Family of Deceased Canadian Actor Saint Von Colucci is Suing Conspiracy Theorists for False Hoax Claims

The deceased Canadian actor star was forced to act feminine, wear makeup, acting-cute behavior and long, underpaid working hours

22-year-old Canadian-Portuguese actor, singer, and songwriter Saint Von Colucci died early on Sunday at a hospital located in Seoul due to an infection caused by a jaw implant after spending over USD 200.000 in plastic surgeries to play a BTS JIMIN lookalike character on an upcoming Korean TV show.

Throughout his four years working in South Korea, the singer and actor reportedly got paid only $25.000 USD and was required to sign multiple NDAs for writing songs for other artists while in anonymity under different pseudonyms.

Colucci received a monthly allowance of USD 200 per month from the Korean entertainment agency he was signed with and lived in a small dorm-style room along with ten other Korean and Thai artists in the district of Gangnam, in Seoul, South Korea.

While the singer was exercising his 7-year contract with the Korean entertainment agency, he wasn’t allowed to fly outside the country or meet his parents and friends until his music project was launched, which had been rescheduled over and over again up until his passing.

They would check on his weight once a week, and he was required to stay below the 60kg mark if he wanted to make it big in the industry, according to the agency.
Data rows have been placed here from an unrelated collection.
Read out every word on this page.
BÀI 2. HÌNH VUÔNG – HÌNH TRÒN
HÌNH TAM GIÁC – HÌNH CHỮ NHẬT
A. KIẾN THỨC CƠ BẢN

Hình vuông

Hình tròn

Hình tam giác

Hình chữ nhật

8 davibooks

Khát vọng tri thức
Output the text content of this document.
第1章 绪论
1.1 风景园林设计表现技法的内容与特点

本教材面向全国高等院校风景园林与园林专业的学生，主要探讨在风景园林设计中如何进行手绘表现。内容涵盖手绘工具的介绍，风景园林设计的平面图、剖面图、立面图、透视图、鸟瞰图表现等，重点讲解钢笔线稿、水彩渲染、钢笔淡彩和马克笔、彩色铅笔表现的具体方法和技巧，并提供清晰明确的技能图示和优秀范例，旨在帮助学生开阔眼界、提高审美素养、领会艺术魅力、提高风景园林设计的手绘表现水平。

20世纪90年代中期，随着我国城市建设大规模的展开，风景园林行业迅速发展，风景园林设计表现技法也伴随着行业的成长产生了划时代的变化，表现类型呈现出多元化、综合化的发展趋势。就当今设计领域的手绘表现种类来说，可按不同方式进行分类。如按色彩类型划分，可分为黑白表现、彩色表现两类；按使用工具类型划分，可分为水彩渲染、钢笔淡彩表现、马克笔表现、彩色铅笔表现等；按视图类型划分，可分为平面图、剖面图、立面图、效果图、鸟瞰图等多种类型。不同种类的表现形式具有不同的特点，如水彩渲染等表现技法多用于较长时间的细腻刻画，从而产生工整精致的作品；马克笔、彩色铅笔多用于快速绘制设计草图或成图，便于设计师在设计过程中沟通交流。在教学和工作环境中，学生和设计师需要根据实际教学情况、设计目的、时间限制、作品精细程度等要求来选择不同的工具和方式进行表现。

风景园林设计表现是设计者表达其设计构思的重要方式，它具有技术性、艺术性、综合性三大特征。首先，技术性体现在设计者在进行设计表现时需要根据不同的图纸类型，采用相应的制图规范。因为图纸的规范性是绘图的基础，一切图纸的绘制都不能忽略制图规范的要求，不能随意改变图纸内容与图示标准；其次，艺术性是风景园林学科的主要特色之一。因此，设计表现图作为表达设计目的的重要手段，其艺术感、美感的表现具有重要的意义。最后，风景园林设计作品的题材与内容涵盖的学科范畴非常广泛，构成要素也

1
The singer was allowed to go to the gym during non-practice hours, as long as he kept a lean, non-muscular figure. As soon as he started gaining muscle, they cut off his protein shakes and gym access.

The actors was often coerced to acting-cute behavior and being touchy with colleagues in front of the cameras, while calling them by “Oppa” (big brother) and “aigo” (Oh my) amongst other Korean expressions.

The singer’s Korean and American managements often got into arguments due to conflicts of interests, as both wanted to take the artist’s career in different directions. While the Korean entertainment agency wanted to follow the traditional K-pop route, the American management tried to go through the viral TikTok marketing, while taking over the singer’s social media account and building a consistent following by posting different pictures and videos to the artist’s Instagram and TikTok accounts. At the same time, the Korean agency was still fighting to keep anything about him, along with his Instagram and TikTok content, removed from the internet as they believed it was detrimental to his career in traditional South Korea. Still, his TikTok and Instagram accounts were kept active under management by his American agency. As time went by, the conflicts between the agencies only aggravated, and projects already announced to the public were pulled off at the last minute over execution disputes.

During his first year in Korea, the singer and actor had more freedom and fewer scheduled practice hours, and with his free time, he was able to travel, go to clubs, amusement parks, and hang out with friends, but as soon as he got cast for the drama and his music project became a priority, all his free time was taken away from schedule and fulfilled with singing, acting, and dancing practice, leaving him with no time for going out and having fun, deeply affecting his mental state and life in general. According to texts he sent to his parents, he would often cry alone in the practice studios. The singer and actor worked 12–15 hours straight in the studio from Sunday to Saturday in the past year.

The production company behind the show “Cogimar” (English: Pretty Lies) is placing the show on indefinite hold until it decides if it will be aired or not.

Colucci’s parents are coming back to South Korea after the funeral in order to initiate legal proceedings against the Korean entertainment agency. The parents have also decided to take legal action against the journalists for making false claims about their son’s death and existence while senselessly calling it a hoax while having no proof to support such claims.